For our time, a few pastoral suggestions about lamps and the poor may be in order. One: Get out of debt. Debt shackles, limits, hobbles. It is the very measure of how much your possessions possess you. Give up…your debt. All debt is bad, much is truly evil. Two: Participate in life by giving of your possessions. Give up…by giving away. Three: Grow in generosity, by percentage, in kind, through creativity. Give up…in increasing measure. Four: Maximize varieties and options in giving. Five: Tithe. Like marital fidelity is to relationship, it is the map, the compass of fiscal love. Give up…with discipline. So, therefore, give up your possessions: debt, self, sloth, doubt, ego. In this way, your life will radiate. You will become, yourself, a lamp of the poor.
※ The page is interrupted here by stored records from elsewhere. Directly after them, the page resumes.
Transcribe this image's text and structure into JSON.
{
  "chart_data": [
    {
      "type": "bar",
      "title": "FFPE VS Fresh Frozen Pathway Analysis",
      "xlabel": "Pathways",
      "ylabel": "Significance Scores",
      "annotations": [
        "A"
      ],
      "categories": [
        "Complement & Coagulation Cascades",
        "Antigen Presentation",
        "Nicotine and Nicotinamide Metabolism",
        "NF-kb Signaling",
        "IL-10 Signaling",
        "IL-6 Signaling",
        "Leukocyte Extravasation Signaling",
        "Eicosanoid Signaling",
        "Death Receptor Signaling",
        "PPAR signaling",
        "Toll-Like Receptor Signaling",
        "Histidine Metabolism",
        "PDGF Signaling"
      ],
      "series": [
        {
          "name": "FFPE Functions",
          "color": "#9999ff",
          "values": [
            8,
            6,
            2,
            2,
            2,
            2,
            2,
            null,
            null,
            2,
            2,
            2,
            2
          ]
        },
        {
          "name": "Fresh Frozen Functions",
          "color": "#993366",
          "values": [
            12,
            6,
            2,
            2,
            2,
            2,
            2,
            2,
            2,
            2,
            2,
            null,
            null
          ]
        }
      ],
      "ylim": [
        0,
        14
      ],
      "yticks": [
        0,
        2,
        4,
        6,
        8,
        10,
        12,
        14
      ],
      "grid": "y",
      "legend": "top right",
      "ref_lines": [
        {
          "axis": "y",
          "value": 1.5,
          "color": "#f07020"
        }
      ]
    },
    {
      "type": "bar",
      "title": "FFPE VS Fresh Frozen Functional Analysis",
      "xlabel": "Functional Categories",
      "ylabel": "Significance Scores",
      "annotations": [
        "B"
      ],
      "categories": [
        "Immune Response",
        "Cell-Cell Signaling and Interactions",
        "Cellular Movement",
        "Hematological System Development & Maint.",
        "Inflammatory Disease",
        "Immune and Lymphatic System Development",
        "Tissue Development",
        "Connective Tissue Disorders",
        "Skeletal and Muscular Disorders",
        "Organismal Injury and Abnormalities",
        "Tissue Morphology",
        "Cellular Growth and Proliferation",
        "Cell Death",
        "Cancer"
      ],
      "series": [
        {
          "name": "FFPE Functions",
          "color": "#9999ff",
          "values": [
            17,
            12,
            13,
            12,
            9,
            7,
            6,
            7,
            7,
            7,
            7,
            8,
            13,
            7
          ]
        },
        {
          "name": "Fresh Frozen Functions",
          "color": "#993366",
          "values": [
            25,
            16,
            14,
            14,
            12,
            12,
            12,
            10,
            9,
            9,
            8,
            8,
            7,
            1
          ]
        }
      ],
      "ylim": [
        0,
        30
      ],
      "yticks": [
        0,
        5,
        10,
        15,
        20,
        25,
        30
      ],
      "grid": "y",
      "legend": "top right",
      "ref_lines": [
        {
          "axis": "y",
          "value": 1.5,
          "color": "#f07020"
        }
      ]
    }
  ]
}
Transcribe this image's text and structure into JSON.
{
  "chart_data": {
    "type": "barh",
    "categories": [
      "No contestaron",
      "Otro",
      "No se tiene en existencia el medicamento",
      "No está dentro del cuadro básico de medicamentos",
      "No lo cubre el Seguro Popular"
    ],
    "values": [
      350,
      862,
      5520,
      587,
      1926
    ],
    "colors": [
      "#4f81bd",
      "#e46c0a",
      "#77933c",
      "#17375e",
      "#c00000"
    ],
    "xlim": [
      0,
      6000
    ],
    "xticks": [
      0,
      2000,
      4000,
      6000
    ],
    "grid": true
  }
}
And what if all 2167 of us did so? What if we met Jesus, God's Lamp of the Poor, by living individual lives that did shine like lamps for the poor? Then we could live the dream. We would walk in peace and joy along the Village Green of life. Here, take a lantern. It is nighttime. We leave the sanctuary. We walk through the spacious, open welcome area. Then (for this is only a start), we tour the expanded grounds of our ministry. At every turn, in this dream, there is a lamp lit. Look: just here is a new United Methodist conference office, for a combined upstate conference. Look: just here is a pastoral counseling center, which specializes in the needs of women, created and guided by a retired pastor. Look: just here you find a lamp lit on the porch of an Urban Retreat Center, spiritually led by a spirited minister committed to this cause. (And each of these projects tithes from their own budget back to the mother church that created them, thus providing the possibility of further growth. They learned to do so, over time, from the Storehouse, Dining Center, Nursery School, Daycare and others, who were inspired to do so by this sermon! Hey, why not really dream?) Look: just here there is the lamp of the porch of the county wide Wesley Foundation, a center for student ministry. Look: just here a lamp is lit over the door of a Hemispheric Hispanic Ministry Center, from Emmanuel to Amor Fe y Vida. Our lamp leads us further: just here you find a religious drama center, K-12, and an elder care program, and…..Behold Asbury First United Methodist Church, The Lamp of the Poor!

And what Emma Lazarus wrote? Perhaps she had Christ, she had you, she had this church in view:

Give me your tired, your poor
Your huddled masses yearning to breathe free
The restless refuse of your teeming shore
Send these, the tempest tossed, to me
I lift my lamp beside the golden door.